On the target system, can you run the “nvidia-smi” utility to check which CUDA driver you have installed?

What’s the exact error message that you’re getting?

Also, when you built the binaries, what compiler flags did you use?

I’m wondering if this is a system issue (such as and old CUDA driver installed), or if it’s a build issue.

When you build the binary on the build system, be sure to compile with “-ta=tesla:cc35” (or create a unified binary targeting multiple devices by either compiling with just -ta=tesla, or -ta=tesla:cc35,cc50,cc60). Also, unless specified as a command line options, the default CUDA version used will vary by compiler. It’s usually the CUDA version that’s one release behind the CUDA version that was current at the time the PGI Compiler was released. Hence, if you’re building with a newer CUDA version than what’s installed on the target system, then this can cause issues.

-Mat

Mat

You were correct. I was missing the cuda drivers. After installing the drivers using “sudo apt-get nividia-384 nvidia-modprobe” the compiled code runs and executes the cuda kernel calls. However, I still have three remaining problems:

(1) I can establish p2p communication between the two gpus on the first k80 card, but not between the second gpu on the first card and the first gpu on the second card.
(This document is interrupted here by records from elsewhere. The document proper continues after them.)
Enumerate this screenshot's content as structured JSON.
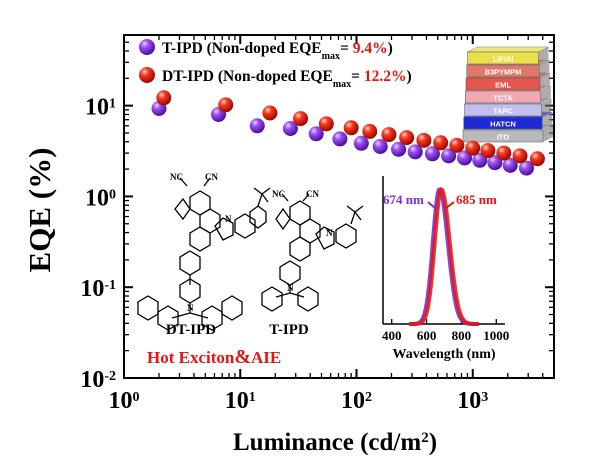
{
  "chart_data": {
    "type": "scatter",
    "title": "",
    "xlabel": "Luminance (cd/m",
    "xlabel_sup": "2",
    "xlabel_end": ")",
    "ylabel": "EQE (%)",
    "xscale": "log",
    "yscale": "log",
    "xlim": [
      1,
      5000
    ],
    "ylim": [
      0.01,
      60
    ],
    "x_tick_labels": [
      {
        "base": "10",
        "exp": "0"
      },
      {
        "base": "10",
        "exp": "1"
      },
      {
        "base": "10",
        "exp": "2"
      },
      {
        "base": "10",
        "exp": "3"
      }
    ],
    "y_tick_labels": [
      {
        "base": "10",
        "exp": "-2"
      },
      {
        "base": "10",
        "exp": "-1"
      },
      {
        "base": "10",
        "exp": "0"
      },
      {
        "base": "10",
        "exp": "1"
      }
    ],
    "legend_position": "top-left",
    "series": [
      {
        "name": "T-IPD",
        "legend_pre": "T-IPD (Non-doped EQE",
        "legend_sub": "max",
        "legend_eq": "= ",
        "legend_value": "9.4%",
        "legend_close": ")",
        "color": "#7b2fd6",
        "points": [
          {
            "x": 2.0,
            "y": 9.3
          },
          {
            "x": 6.5,
            "y": 8.0
          },
          {
            "x": 14,
            "y": 6.0
          },
          {
            "x": 27,
            "y": 5.6
          },
          {
            "x": 45,
            "y": 4.9
          },
          {
            "x": 72,
            "y": 4.3
          },
          {
            "x": 110,
            "y": 3.85
          },
          {
            "x": 160,
            "y": 3.55
          },
          {
            "x": 230,
            "y": 3.3
          },
          {
            "x": 320,
            "y": 3.1
          },
          {
            "x": 450,
            "y": 2.95
          },
          {
            "x": 620,
            "y": 2.8
          },
          {
            "x": 850,
            "y": 2.65
          },
          {
            "x": 1150,
            "y": 2.5
          },
          {
            "x": 1550,
            "y": 2.35
          },
          {
            "x": 2100,
            "y": 2.2
          },
          {
            "x": 2900,
            "y": 2.05
          }
        ]
      },
      {
        "name": "DT-IPD",
        "legend_pre": "DT-IPD (Non-doped EQE",
        "legend_sub": "max",
        "legend_eq": "= ",
        "legend_value": "12.2%",
        "legend_close": ")",
        "color": "#e8140f",
        "points": [
          {
            "x": 2.2,
            "y": 12.2
          },
          {
            "x": 7.5,
            "y": 10.2
          },
          {
            "x": 18,
            "y": 8.3
          },
          {
            "x": 33,
            "y": 7.2
          },
          {
            "x": 55,
            "y": 6.3
          },
          {
            "x": 90,
            "y": 5.7
          },
          {
            "x": 130,
            "y": 5.2
          },
          {
            "x": 190,
            "y": 4.8
          },
          {
            "x": 270,
            "y": 4.45
          },
          {
            "x": 380,
            "y": 4.15
          },
          {
            "x": 530,
            "y": 3.9
          },
          {
            "x": 730,
            "y": 3.65
          },
          {
            "x": 1000,
            "y": 3.4
          },
          {
            "x": 1350,
            "y": 3.2
          },
          {
            "x": 1850,
            "y": 3.0
          },
          {
            "x": 2550,
            "y": 2.8
          },
          {
            "x": 3600,
            "y": 2.6
          }
        ]
      }
    ],
    "annotations": {
      "hot_exciton_text": "Hot Exciton",
      "amp_text": "&",
      "aie_text": "AIE",
      "molecule_left_label": "DT-IPD",
      "molecule_right_label": "T-IPD",
      "molecule_atom_label": "N",
      "nc_label": "NC",
      "cn_label": "CN"
    },
    "device_stack": {
      "layers": [
        {
          "label": "LiF/Al",
          "color": "#e8e04a"
        },
        {
          "label": "B3PYMPM",
          "color": "#e0786a"
        },
        {
          "label": "EML",
          "color": "#e2574f"
        },
        {
          "label": "TCTA",
          "color": "#f2a8b0"
        },
        {
          "label": "TAPC",
          "color": "#bfc0ee"
        },
        {
          "label": "HATCN",
          "color": "#1d2ad8"
        },
        {
          "label": "ITO",
          "color": "#b9b9b9"
        }
      ]
    },
    "inset": {
      "type": "line",
      "xlabel": "Wavelength (nm)",
      "x_ticks": [
        400,
        600,
        800,
        1000
      ],
      "xlim": [
        350,
        1050
      ],
      "ylim": [
        0,
        1.1
      ],
      "series": [
        {
          "name": "T-IPD",
          "peak_nm": 674,
          "label": "674 nm",
          "color": "#7b2fd6"
        },
        {
          "name": "DT-IPD",
          "peak_nm": 685,
          "label": "685 nm",
          "color": "#e8140f"
        }
      ]
    }
  }
}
(2) When I limit the code to just running on the first k80 card, it runs to completion without reporting an error, but the data transmitted by p2p is not correct. I plan to do some testing on this to get more info.

(3) When I rebooted the first time after installing the nvidia drivers I got the famous infinite-login-loop problem. I can get around it by switching to the shell prompt screen (cnt-alt-f3), logging in and purging the nvidia drivers with “sudo apt-get purge nvidia*”. Then I can reboot to the disk top, reload the drivers and I am good to go. Since then I have just been purging the drivers each time I shut the system down and re-install them at the start of the next session. This is ok for testing, but it would be good to solve at some point.

On the p2p problems, I have written a little cuda fortran program that just sets up p2p and transfers a couple of short vectors back and forth between gpus. I will compile this test code on my development box, transfer it to the K80 box, and run some tests to see what is going on. I have been compiling the codes for the K80 box with pgfortran release 17.4 from last year, using mcuda=kepler, but wonder if there is some incompatibility somewhere.

Hi John,

I’m not sure I’ll be much help here since these seem to be system issue related to your driver and possibly BIOS.

For the peer-to-peer issue, I saw this post over on NVIDIA’s devtalk user forums where the issue seemed to be a problem with the system BIOS (solution on the second page) Not sure if it will help with your issue, but could be related.

-Mat

Mat,

I agree. You have solved my original problem. I did write a little code that transfers short vectors between gpu0 and gpu1 using the p2p copy. That worked fine. So more experimentation is needed to track down the problem in my original code. If I cannot solve the problem, it would be best addressed in a new thread on that topic.

The login-loop problem has nothing to do with pgi. I am going to check with Supermicro about a BIOS update. If that does not work, I will try starting a thread on Nvidia’s and/or Ubuntu’s user forms.

Thanks much for your help.